Despite this, there is little doubt that maintaining the integrity of the blind in a double-blind study contributes to the internal validity of the study, even if the external validity may be limited. Equally, it seems clear that the most commonly used methodology for investigating the maintenance of the blind is limited. Therefore, there exists a need for alternative approaches to investigating this source of potential bias in the setting of the randomized controlled clinical study.

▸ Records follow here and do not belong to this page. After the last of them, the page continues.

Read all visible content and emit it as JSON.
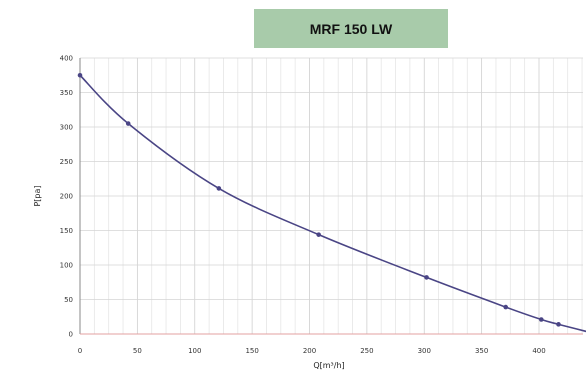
{
  "chart_data": {
    "type": "line",
    "title": "MRF 150 LW",
    "xlabel": "Q[m³/h]",
    "ylabel": "P[pa]",
    "xlim": [
      0,
      450
    ],
    "ylim": [
      0,
      400
    ],
    "x_ticks": [
      0,
      50,
      100,
      150,
      200,
      250,
      300,
      350,
      400
    ],
    "y_ticks": [
      0,
      50,
      100,
      150,
      200,
      250,
      300,
      350,
      400
    ],
    "grid": true,
    "series": [
      {
        "color": "#4a4585",
        "points": [
          {
            "x": 0,
            "y": 375
          },
          {
            "x": 42,
            "y": 305
          },
          {
            "x": 121,
            "y": 211
          },
          {
            "x": 208,
            "y": 144
          },
          {
            "x": 302,
            "y": 82
          },
          {
            "x": 371,
            "y": 39
          },
          {
            "x": 402,
            "y": 21
          },
          {
            "x": 417,
            "y": 14
          },
          {
            "x": 450,
            "y": 0
          }
        ]
      }
    ]
  }
}
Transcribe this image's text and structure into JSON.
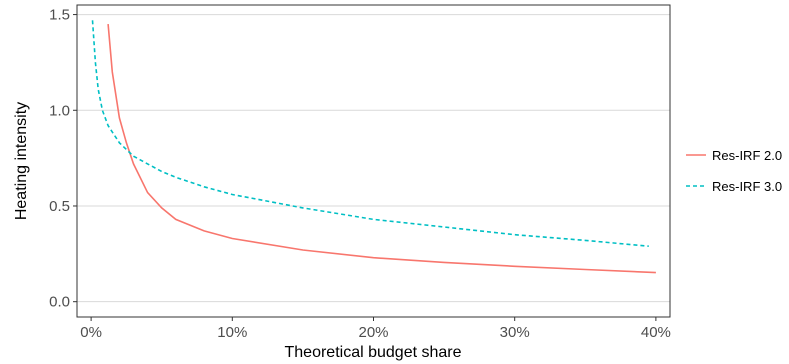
{
  "chart_data": {
    "type": "line",
    "title": "",
    "xlabel": "Theoretical budget share",
    "ylabel": "Heating intensity",
    "xlim": [
      -0.01,
      0.41
    ],
    "ylim": [
      -0.08,
      1.55
    ],
    "x_ticks": [
      0,
      0.1,
      0.2,
      0.3,
      0.4
    ],
    "x_tick_labels": [
      "0%",
      "10%",
      "20%",
      "30%",
      "40%"
    ],
    "y_ticks": [
      0.0,
      0.5,
      1.0,
      1.5
    ],
    "y_tick_labels": [
      "0.0",
      "0.5",
      "1.0",
      "1.5"
    ],
    "grid": true,
    "legend_position": "right",
    "series": [
      {
        "name": "Res-IRF 2.0",
        "color": "#F8766D",
        "linestyle": "solid",
        "x": [
          0.012,
          0.015,
          0.02,
          0.025,
          0.03,
          0.04,
          0.05,
          0.06,
          0.08,
          0.1,
          0.15,
          0.2,
          0.25,
          0.3,
          0.35,
          0.4
        ],
        "y": [
          1.45,
          1.2,
          0.96,
          0.83,
          0.72,
          0.57,
          0.49,
          0.43,
          0.37,
          0.33,
          0.27,
          0.23,
          0.205,
          0.185,
          0.168,
          0.152
        ]
      },
      {
        "name": "Res-IRF 3.0",
        "color": "#00BFC4",
        "linestyle": "dashed",
        "x": [
          0.001,
          0.003,
          0.005,
          0.008,
          0.012,
          0.02,
          0.03,
          0.04,
          0.05,
          0.06,
          0.08,
          0.1,
          0.15,
          0.2,
          0.25,
          0.3,
          0.35,
          0.395
        ],
        "y": [
          1.47,
          1.25,
          1.11,
          1.0,
          0.92,
          0.83,
          0.76,
          0.72,
          0.68,
          0.65,
          0.6,
          0.56,
          0.49,
          0.43,
          0.39,
          0.35,
          0.32,
          0.29
        ]
      }
    ]
  }
}
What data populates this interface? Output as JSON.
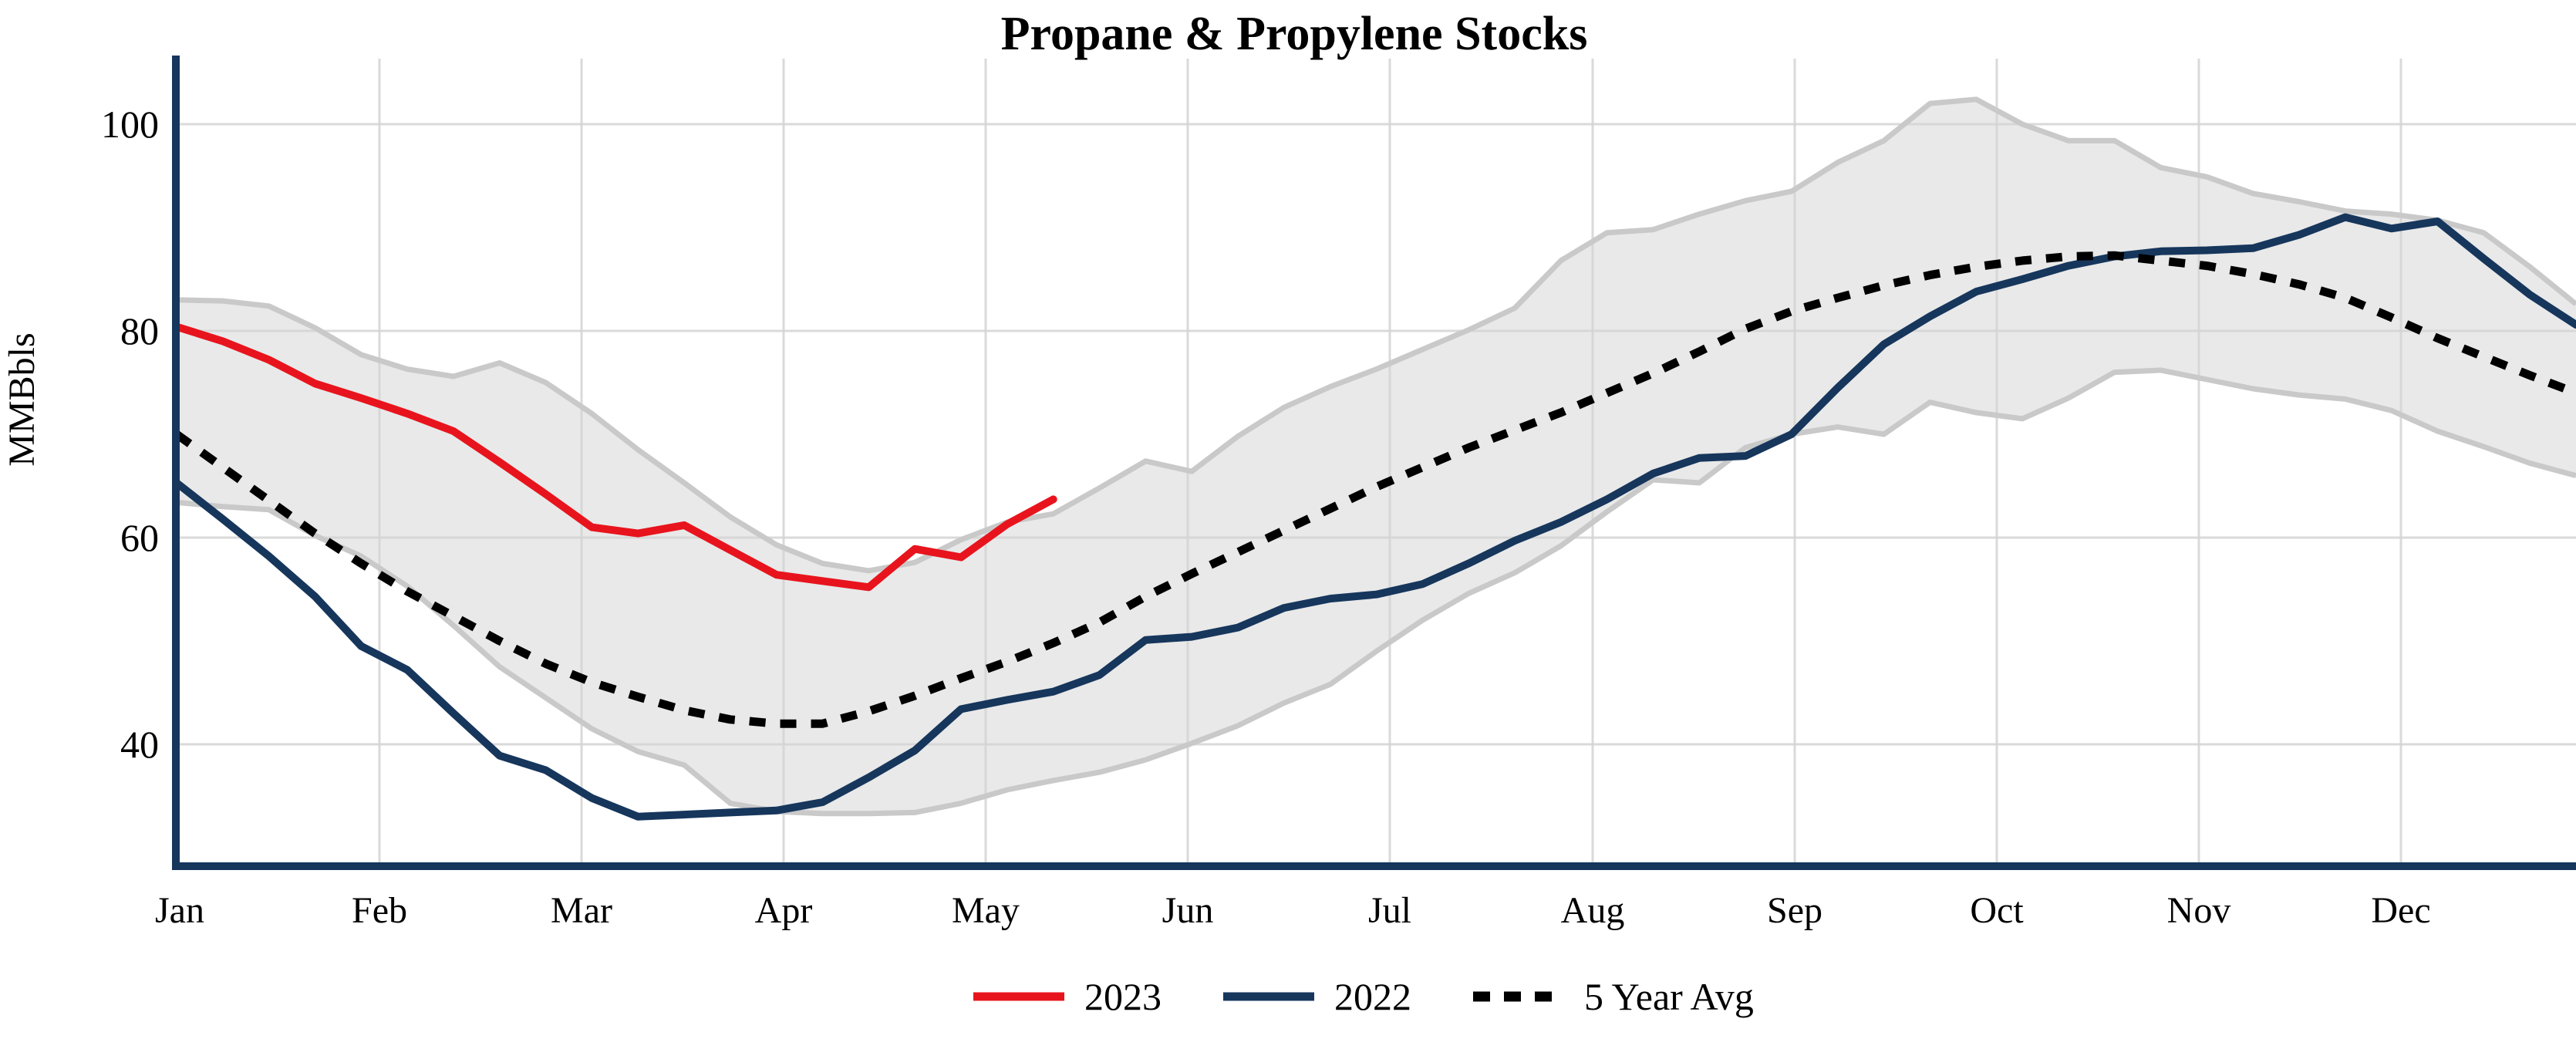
{
  "title": "Propane & Propylene Stocks",
  "colors": {
    "red_2023": "#e8141d",
    "navy_2022": "#16365c",
    "dotted_avg": "#000000",
    "band_fill": "#e9e9e9",
    "band_edge": "#c9c9c9",
    "gridline": "#d4d4d4",
    "axis": "#16365c"
  },
  "legend": [
    {
      "label": "2023",
      "style": "solid",
      "color": "#e8141d"
    },
    {
      "label": "2022",
      "style": "solid",
      "color": "#16365c"
    },
    {
      "label": "5 Year Avg",
      "style": "dotted",
      "color": "#000000"
    }
  ],
  "chart_data": {
    "type": "line",
    "title": "Propane & Propylene Stocks",
    "xlabel": "",
    "ylabel": "MMBbls",
    "x_unit": "weekly (Jan-Dec)",
    "ylim": [
      28,
      108
    ],
    "grid": true,
    "y_ticks": [
      40,
      60,
      80,
      100
    ],
    "months": [
      "Jan",
      "Feb",
      "Mar",
      "Apr",
      "May",
      "Jun",
      "Jul",
      "Aug",
      "Sep",
      "Oct",
      "Nov",
      "Dec"
    ],
    "series": [
      {
        "name": "2023",
        "style": "solid",
        "color": "#e8141d",
        "start_week": 1,
        "values": [
          80.4,
          79.0,
          77.2,
          74.9,
          73.5,
          72.0,
          70.3,
          67.3,
          64.2,
          61.0,
          60.4,
          61.2,
          58.8,
          56.4,
          55.8,
          55.2,
          58.9,
          58.1,
          61.3,
          63.7
        ]
      },
      {
        "name": "2022",
        "style": "solid",
        "color": "#16365c",
        "start_week": 1,
        "values": [
          65.3,
          61.8,
          58.2,
          54.3,
          49.5,
          47.2,
          43.0,
          38.9,
          37.5,
          34.8,
          33.0,
          33.2,
          33.4,
          33.6,
          34.4,
          36.8,
          39.4,
          43.4,
          44.3,
          45.1,
          46.7,
          50.1,
          50.4,
          51.3,
          53.2,
          54.1,
          54.5,
          55.5,
          57.5,
          59.7,
          61.5,
          63.7,
          66.2,
          67.7,
          67.9,
          70.0,
          74.5,
          78.7,
          81.4,
          83.8,
          85.0,
          86.3,
          87.2,
          87.7,
          87.8,
          88.0,
          89.3,
          91.0,
          89.9,
          90.6,
          87.0,
          83.5,
          80.6
        ]
      },
      {
        "name": "5 Year Avg",
        "style": "dotted",
        "color": "#000000",
        "start_week": 1,
        "values": [
          70.0,
          66.8,
          63.6,
          60.4,
          57.5,
          54.8,
          52.4,
          50.0,
          47.8,
          46.0,
          44.6,
          43.3,
          42.4,
          42.0,
          42.0,
          43.2,
          44.7,
          46.4,
          48.0,
          49.8,
          51.8,
          54.3,
          56.5,
          58.6,
          60.7,
          62.8,
          64.9,
          66.8,
          68.7,
          70.4,
          72.1,
          74.0,
          75.9,
          78.0,
          80.2,
          81.9,
          83.2,
          84.4,
          85.4,
          86.2,
          86.8,
          87.2,
          87.3,
          86.8,
          86.3,
          85.5,
          84.5,
          83.2,
          81.3,
          79.3,
          77.5,
          75.7,
          74.0
        ]
      }
    ],
    "band": {
      "name": "5-year range",
      "fill": "#e9e9e9",
      "edge": "#c9c9c9",
      "upper": [
        83.0,
        82.9,
        82.4,
        80.3,
        77.7,
        76.3,
        75.6,
        76.9,
        75.0,
        72.0,
        68.5,
        65.3,
        62.0,
        59.3,
        57.5,
        56.8,
        57.6,
        59.8,
        61.5,
        62.3,
        64.8,
        67.4,
        66.4,
        69.8,
        72.6,
        74.6,
        76.3,
        78.2,
        80.1,
        82.2,
        86.8,
        89.5,
        89.8,
        91.3,
        92.6,
        93.5,
        96.3,
        98.4,
        102.0,
        102.4,
        100.0,
        98.4,
        98.4,
        95.8,
        94.9,
        93.3,
        92.5,
        91.6,
        91.3,
        90.7,
        89.5,
        86.2,
        82.6
      ],
      "lower": [
        63.4,
        63.0,
        62.7,
        60.2,
        58.2,
        55.3,
        51.5,
        47.5,
        44.5,
        41.5,
        39.3,
        38.0,
        34.3,
        33.5,
        33.3,
        33.3,
        33.4,
        34.3,
        35.6,
        36.5,
        37.3,
        38.5,
        40.1,
        41.8,
        44.0,
        45.8,
        49.0,
        52.0,
        54.6,
        56.6,
        59.2,
        62.5,
        65.6,
        65.3,
        68.7,
        70.0,
        70.7,
        70.0,
        73.1,
        72.1,
        71.5,
        73.5,
        76.0,
        76.2,
        75.3,
        74.4,
        73.8,
        73.4,
        72.3,
        70.3,
        68.8,
        67.2,
        66.0
      ]
    }
  }
}
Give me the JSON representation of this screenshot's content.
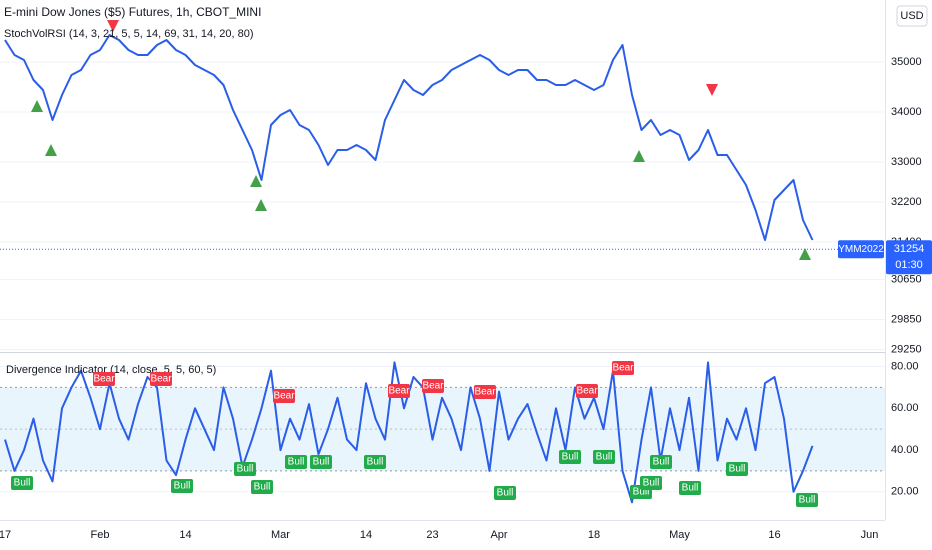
{
  "chart_data": [
    {
      "type": "line",
      "title": "E-mini Dow Jones ($5) Futures, 1h, CBOT_MINI",
      "subtitle": "StochVolRSI (14, 3, 21, 5, 5, 14, 69, 31, 14, 20, 80)",
      "currency": "USD",
      "symbol": "YMM2022",
      "last_price": 31254,
      "countdown": "01:30",
      "color": "#2a5ee8",
      "categories": [
        "17",
        null,
        null,
        null,
        null,
        null,
        null,
        null,
        null,
        null,
        "Feb",
        null,
        null,
        null,
        null,
        null,
        null,
        null,
        null,
        "14",
        null,
        null,
        null,
        null,
        null,
        null,
        null,
        null,
        null,
        "Mar",
        null,
        null,
        null,
        null,
        null,
        null,
        null,
        null,
        "14",
        null,
        null,
        null,
        null,
        null,
        null,
        "23",
        null,
        null,
        null,
        null,
        null,
        null,
        "Apr",
        null,
        null,
        null,
        null,
        null,
        null,
        null,
        null,
        null,
        "18",
        null,
        null,
        null,
        null,
        null,
        null,
        null,
        null,
        "May",
        null,
        null,
        null,
        null,
        null,
        null,
        null,
        null,
        null,
        "16",
        null,
        null,
        null,
        null,
        null,
        null,
        null,
        null,
        null,
        "Jun"
      ],
      "values": [
        35440,
        35140,
        35040,
        34640,
        34440,
        33840,
        34340,
        34740,
        34840,
        35140,
        35240,
        35540,
        35440,
        35240,
        35140,
        35140,
        35340,
        35440,
        35240,
        35140,
        34940,
        34840,
        34740,
        34540,
        34040,
        33640,
        33240,
        32640,
        33740,
        33940,
        34040,
        33740,
        33640,
        33340,
        32940,
        33240,
        33240,
        33340,
        33240,
        33040,
        33840,
        34240,
        34640,
        34440,
        34340,
        34540,
        34640,
        34840,
        34940,
        35040,
        35140,
        35040,
        34840,
        34740,
        34840,
        34840,
        34640,
        34640,
        34540,
        34540,
        34640,
        34540,
        34440,
        34540,
        35040,
        35340,
        34340,
        33640,
        33840,
        33540,
        33640,
        33540,
        33040,
        33240,
        33640,
        33140,
        33140,
        32840,
        32540,
        32040,
        31440,
        32240,
        32440,
        32640,
        31840,
        31440,
        null,
        null,
        null,
        null,
        null,
        null
      ],
      "ylim": [
        29200,
        36240
      ],
      "yticks": [
        29250,
        29850,
        30650,
        31400,
        32200,
        33000,
        34000,
        35000
      ]
    },
    {
      "type": "line",
      "title": "Divergence Indicator (14, close, 5, 5, 60, 5)",
      "color": "#2a5ee8",
      "values": [
        45,
        30,
        40,
        55,
        35,
        25,
        60,
        70,
        78,
        65,
        50,
        72,
        55,
        45,
        62,
        75,
        70,
        35,
        28,
        45,
        60,
        50,
        40,
        70,
        55,
        32,
        45,
        60,
        78,
        40,
        55,
        45,
        62,
        38,
        50,
        65,
        45,
        40,
        72,
        55,
        45,
        82,
        60,
        75,
        70,
        45,
        65,
        55,
        40,
        70,
        55,
        30,
        68,
        45,
        55,
        62,
        48,
        35,
        60,
        40,
        70,
        55,
        65,
        50,
        78,
        30,
        15,
        45,
        70,
        35,
        60,
        40,
        65,
        30,
        82,
        35,
        55,
        45,
        60,
        40,
        72,
        75,
        55,
        20,
        30,
        42,
        null,
        null,
        null,
        null,
        null,
        null
      ],
      "ylim": [
        6.5,
        86
      ],
      "yticks": [
        {
          "value": 20,
          "label": "20.00"
        },
        {
          "value": 40,
          "label": "40.00"
        },
        {
          "value": 60,
          "label": "60.00"
        },
        {
          "value": 80,
          "label": "80.00"
        }
      ],
      "band": [
        30,
        70
      ],
      "midline": 50,
      "annotations": [
        "Bear",
        "Bear",
        "Bear",
        "Bear",
        "Bear",
        "Bear",
        "Bear",
        "Bear",
        "Bull",
        "Bull",
        "Bull",
        "Bull",
        "Bull",
        "Bull",
        "Bull",
        "Bull",
        "Bull",
        "Bull",
        "Bull",
        "Bull",
        "Bull",
        "Bull",
        "Bull",
        "Bull"
      ]
    }
  ]
}
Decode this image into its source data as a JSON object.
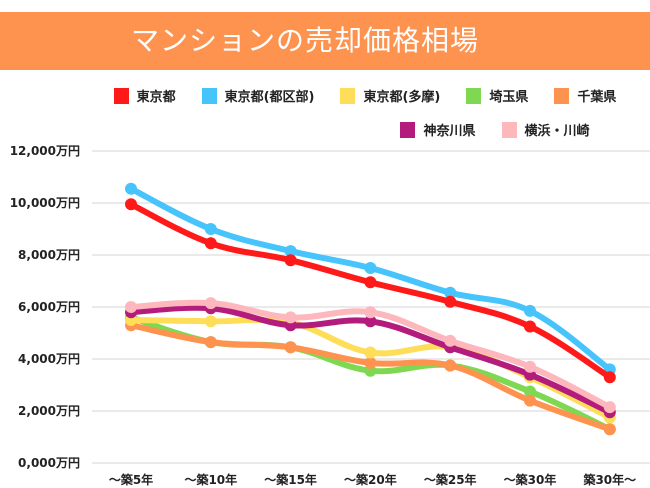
{
  "chart_data": {
    "type": "line",
    "title": "マンションの売却価格相場",
    "categories": [
      "〜築5年",
      "〜築10年",
      "〜築15年",
      "〜築20年",
      "〜築25年",
      "〜築30年",
      "築30年〜"
    ],
    "yticks": [
      "0,000万円",
      "2,000万円",
      "4,000万円",
      "6,000万円",
      "8,000万円",
      "10,000万円",
      "12,000万円"
    ],
    "ylim": [
      0,
      12000
    ],
    "yunit": "万円",
    "grid": true,
    "legend_position": "top",
    "series": [
      {
        "name": "東京都",
        "color": "#ff1a1a",
        "values": [
          9950,
          8450,
          7800,
          6950,
          6200,
          5250,
          3300
        ]
      },
      {
        "name": "東京都(都区部)",
        "color": "#47c4fc",
        "values": [
          10550,
          9000,
          8150,
          7500,
          6550,
          5850,
          3600
        ]
      },
      {
        "name": "東京都(多摩)",
        "color": "#fedd58",
        "values": [
          5500,
          5450,
          5400,
          4250,
          4450,
          3300,
          1750
        ]
      },
      {
        "name": "埼玉県",
        "color": "#7fd852",
        "values": [
          5600,
          4650,
          4450,
          3550,
          3750,
          2750,
          1300
        ]
      },
      {
        "name": "千葉県",
        "color": "#fe934f",
        "values": [
          5300,
          4650,
          4450,
          3850,
          3750,
          2400,
          1300
        ]
      },
      {
        "name": "神奈川県",
        "color": "#b31c7c",
        "values": [
          5800,
          5950,
          5300,
          5450,
          4450,
          3400,
          1950
        ]
      },
      {
        "name": "横浜・川崎",
        "color": "#feb7bd",
        "values": [
          6000,
          6150,
          5600,
          5800,
          4700,
          3700,
          2150
        ]
      }
    ]
  }
}
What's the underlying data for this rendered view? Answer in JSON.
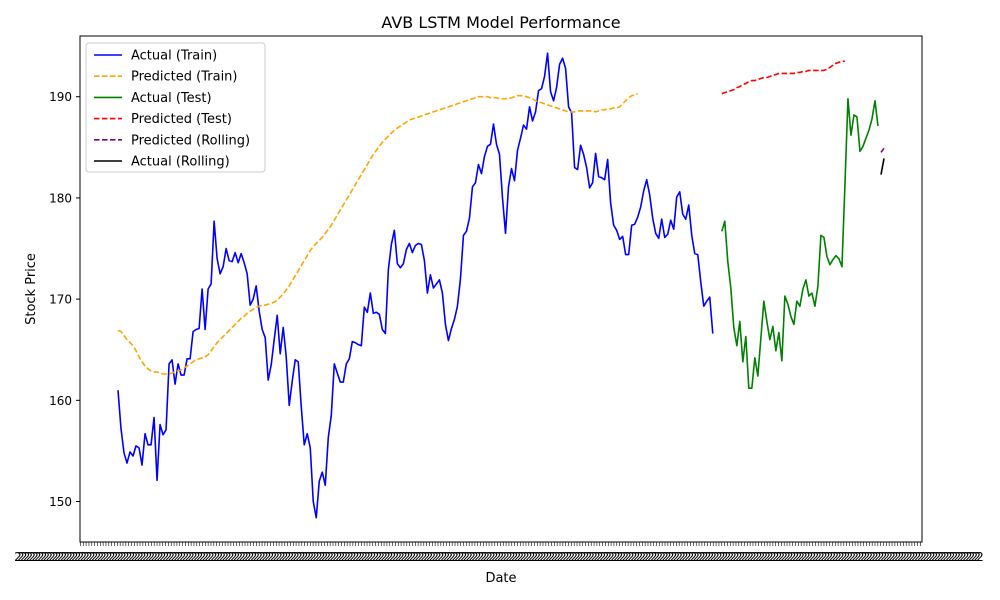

Because of this, we took what we believe to be the more rigorous approach whereby we first identified the likely factors that might lead to unblinding, and then systematically investigated the impact of those factors on the subjective outcome of the studies. This approach avoids the paradox described by Fisher in his definitive essay ‘Mathematics of a Lady Tasting Tea’ [23], whereby the fact that the study participants correctly guess their treatment allocation reflects the difference between treatments, and is regarded as invalidating the study, and at the same time validates the study hypothesis that the treatments are indeed distinguishable [5]. Our approach also concentrates on the impact that possible unblinding has on the study outcome, rather than describing the patients’ views on the treatment that they received. In this way, our methodology adds directly to the credibility of the outcome. We believe that this methodology can be applied to studies of a variety of study medications, particularly where there is a subjective primary outcome measure, and where the drug has a distinct adverse event profile.

Conclusions

We are able to conclude from this investigation that the presence of factors which might be assumed to lead to unblinding of some patients to their treatment allocation, had no significant impact on the subjective efficacy endpoint used in three separate placebo-controlled clinical trials of a cannabis-based medicine. This suggests not only that widespread unblinding was unlikely, but also that what unblinding may have occurred did not introduce bias into the assessment of the efficacy of Sativex® in the relief of spasticity due to multiple sclerosis. We propose that this methodology is suitable for the investigation of potential bias of other medicines with a characteristic adverse event profile, and where efficacy is assessed using subjective measures.

Abbreviations

AE: Adverse Event; ANOVA: Analysis of Variance; BS: Baseline spasticity; CBD: Cannabidiol; CNS: Central Nervous System; ITT: Intent-to-Treat; MedDRA: Medical Dictionary for Regulatory Activities; NRS: Numeric Rating Scale; PC: Prior cannabis user; ST: Study; TG: Treatment Group; THC: Delta-9-tetrahydrocannabinol.

Competing interests

SW and PD are full-time employees of GW Pharma Ltd.

DA acted as a Consultant to GW Pharma in the design execution and interpretation of these analyses.

Authors’ contributions

All authors contributed actively at all stages of the planning, execution and writing of this piece of research. All authors read and approved the final manuscript.